Foto Alberto Sfoggia | Testo Francesca Breda
Barbiana, piccola frazione nel comune di Vicchio, si trova sulle pendici del monte Giovi, tra i boschi del Mugello fiorentino. È un luogo discreto, con una chiesa, un cimitero e alcune case sparse, dove 60 anni fa successe qualcosa di veramente straordinario.
A Barbiana, nel 1954, fu mandato, in una sorta di esilio, don Lorenzo Milani che aveva assunto diverse posizioni fuori dal coro della chiesa ufficiale. Qui il sacerdote, tutt’altro che abbattuto, creò la scuola di Barbiana, una scuola particolare, aperta 365 giorni all’anno dove gli allievi, soprattutto figli di contadini, seguivano lezioni di tutte le materie, con passione e impegno.
Don Lorenzo credeva che la conoscenza fosse uno strumento fondamentale di emancipazione (diceva: “La parola ci fa eguali”) e per questo desiderava renderla disponibile per tutti, in particolare per i più poveri che non riuscivano ad accedere alla scuola pubblica
Era un maestro innovativo: credeva molto nella partecipazione degli allievi alla creazione delle attività didattiche, coltivava l’attenzione all’attualità e all’utilità pratica del sapere, promuoveva il senso critico e la riflessione personale.

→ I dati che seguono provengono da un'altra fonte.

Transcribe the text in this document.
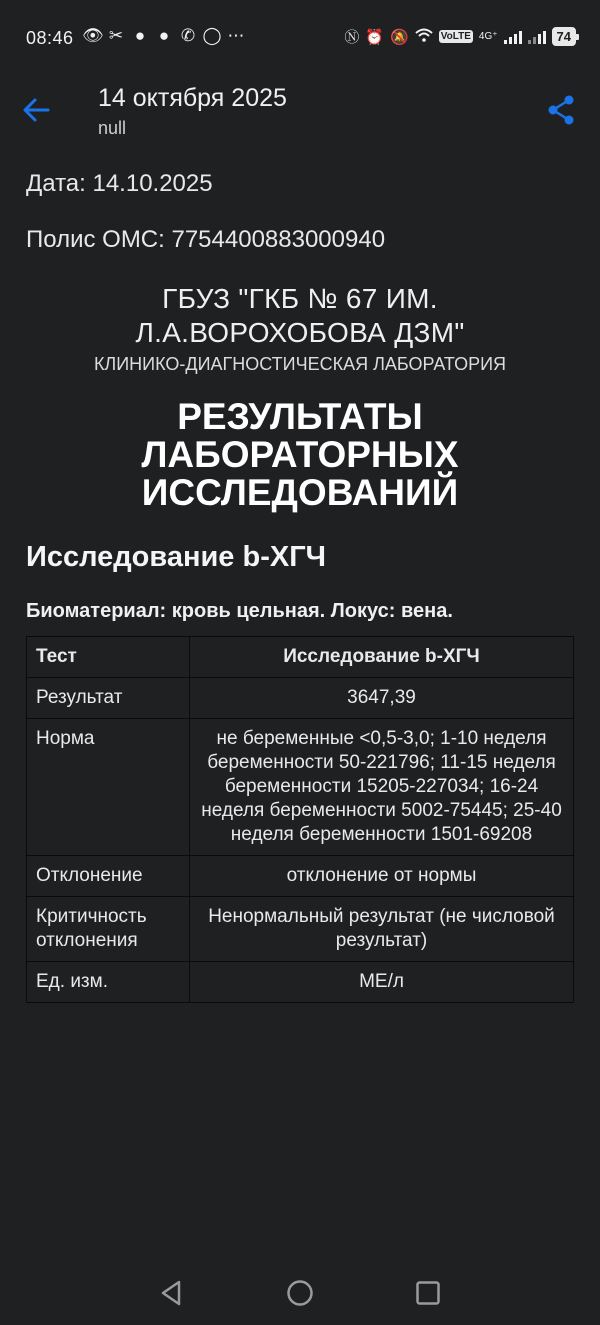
08:46 👁 ✂ ● ● ✆ ◯ ⋯	Ⓝ ⏰ 🔕	VoLTE 4G⁺	74
14 октября 2025
null
Дата: 14.10.2025
Полис ОМС: 7754400883000940
ГБУЗ "ГКБ № 67 ИМ.
Л.А.ВОРОХОБОВА ДЗМ"
КЛИНИКО-ДИАГНОСТИЧЕСКАЯ ЛАБОРАТОРИЯ
РЕЗУЛЬТАТЫ
ЛАБОРАТОРНЫХ
ИССЛЕДОВАНИЙ
Исследование b-ХГЧ
Биоматериал: кровь цельная. Локус: вена.
Тест	Исследование b-ХГЧ
Результат	3647,39
Норма	не беременные <0,5-3,0; 1-10 неделя беременности 50-221796; 11-15 неделя беременности 15205-227034; 16-24 неделя беременности 5002-75445; 25-40 неделя беременности 1501-69208
Отклонение	отклонение от нормы
Критичность отклонения	Ненормальный результат (не числовой результат)
Ед. изм.	МЕ/л
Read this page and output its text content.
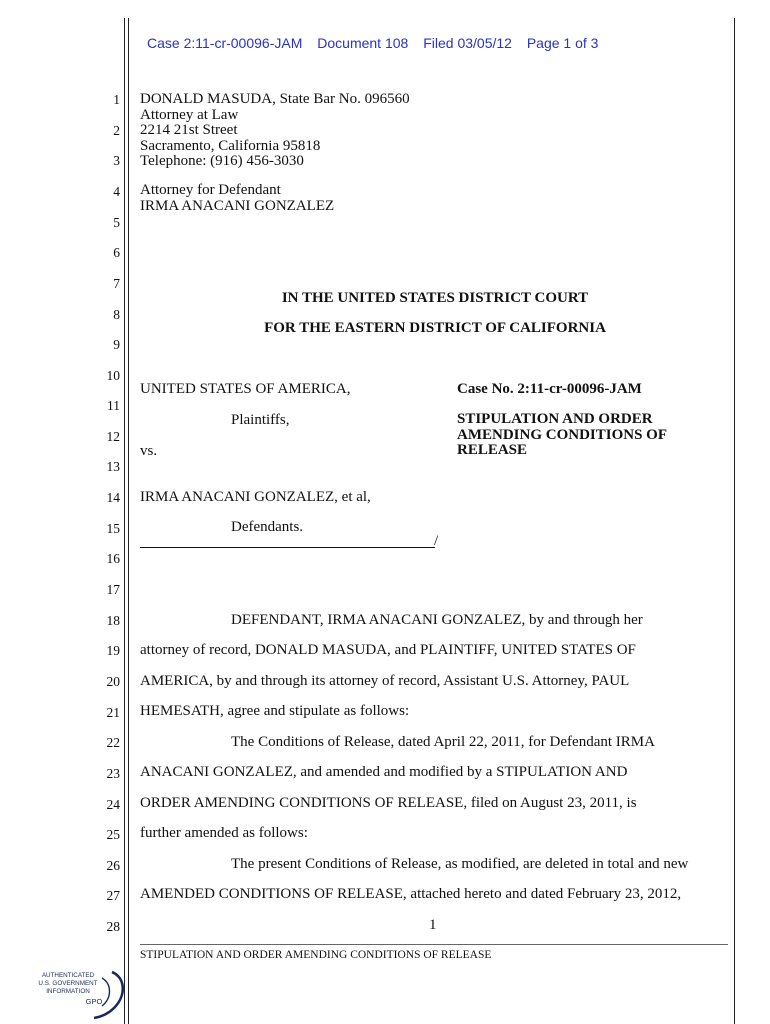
Case 2:11-cr-00096-JAM Document 108 Filed 03/05/12 Page 1 of 3
1
2
3
4
5
6
7
8
9
10
11
12
13
14
15
16
17
18
19
20
21
22
23
24
25
26
27
28
DONALD MASUDA, State Bar No. 096560
Attorney at Law
2214 21st Street
Sacramento, California 95818
Telephone: (916) 456-3030
Attorney for Defendant
IRMA ANACANI GONZALEZ
IN THE UNITED STATES DISTRICT COURT
FOR THE EASTERN DISTRICT OF CALIFORNIA
UNITED STATES OF AMERICA,
Plaintiffs,
vs.
IRMA ANACANI GONZALEZ, et al,
Defendants.
/
Case No. 2:11-cr-00096-JAM
STIPULATION AND ORDER
AMENDING CONDITIONS OF
RELEASE
DEFENDANT, IRMA ANACANI GONZALEZ, by and through her
attorney of record, DONALD MASUDA, and PLAINTIFF, UNITED STATES OF
AMERICA, by and through its attorney of record, Assistant U.S. Attorney, PAUL
HEMESATH, agree and stipulate as follows:
The Conditions of Release, dated April 22, 2011, for Defendant IRMA
ANACANI GONZALEZ, and amended and modified by a STIPULATION AND
ORDER AMENDING CONDITIONS OF RELEASE, filed on August 23, 2011, is
further amended as follows:
The present Conditions of Release, as modified, are deleted in total and new
AMENDED CONDITIONS OF RELEASE, attached hereto and dated February 23, 2012,
1
STIPULATION AND ORDER AMENDING CONDITIONS OF RELEASE
AUTHENTICATED
U.S. GOVERNMENT
INFORMATION
GPO
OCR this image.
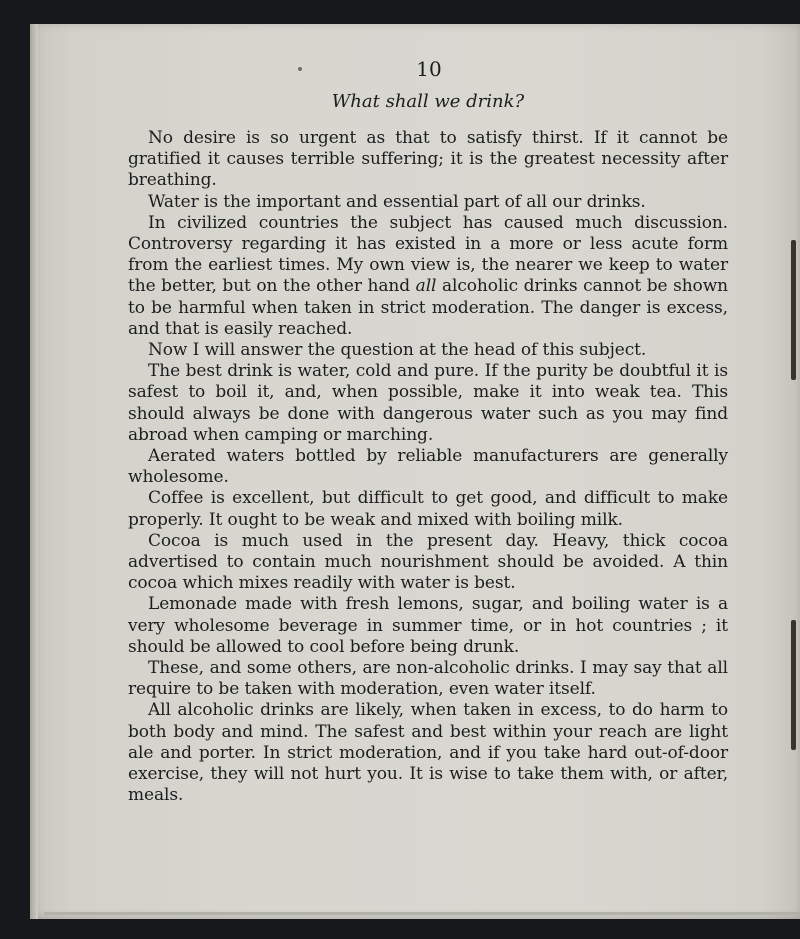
10
What shall we drink?

No desire is so urgent as that to satisfy thirst. If it cannot be gratified it causes terrible suffering; it is the greatest necessity after breathing.

Water is the important and essential part of all our drinks.

In civilized countries the subject has caused much discussion. Controversy regarding it has existed in a more or less acute form from the earliest times. My own view is, the nearer we keep to water the better, but on the other hand all alcoholic drinks cannot be shown to be harmful when taken in strict moderation. The danger is excess, and that is easily reached.

Now I will answer the question at the head of this subject.

The best drink is water, cold and pure. If the purity be doubtful it is safest to boil it, and, when possible, make it into weak tea. This should always be done with dangerous water such as you may find abroad when camping or marching.

Aerated waters bottled by reliable manufacturers are generally wholesome.

Coffee is excellent, but difficult to get good, and difficult to make properly. It ought to be weak and mixed with boiling milk.

Cocoa is much used in the present day. Heavy, thick cocoa advertised to contain much nourishment should be avoided. A thin cocoa which mixes readily with water is best.

Lemonade made with fresh lemons, sugar, and boiling water is a very wholesome beverage in summer time, or in hot countries ; it should be allowed to cool before being drunk.

These, and some others, are non-alcoholic drinks. I may say that all require to be taken with moderation, even water itself.

All alcoholic drinks are likely, when taken in excess, to do harm to both body and mind. The safest and best within your reach are light ale and porter. In strict moderation, and if you take hard out-of-door exercise, they will not hurt you. It is wise to take them with, or after, meals.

A Barbiana non si apprendevano soltanto i contenuti previsti dai programmi ministeriali ma si leggevano i quotidiani, ci si confrontava direttamente con professionisti ed esperti, si organizzavano stage all’estero.
L’approccio di don Milani ha costituito una vera rivoluzione nel modo di fare scuola: mettendo in crisi il modello educativo autoritario, ha aperto la strada ad un rapporto più costruttivo e solidale tra maestro e alunni. E questa rivoluzione, a 50 anni dalla morte del sacerdote, continua ad ispirare educatori, insegnanti e cittadini.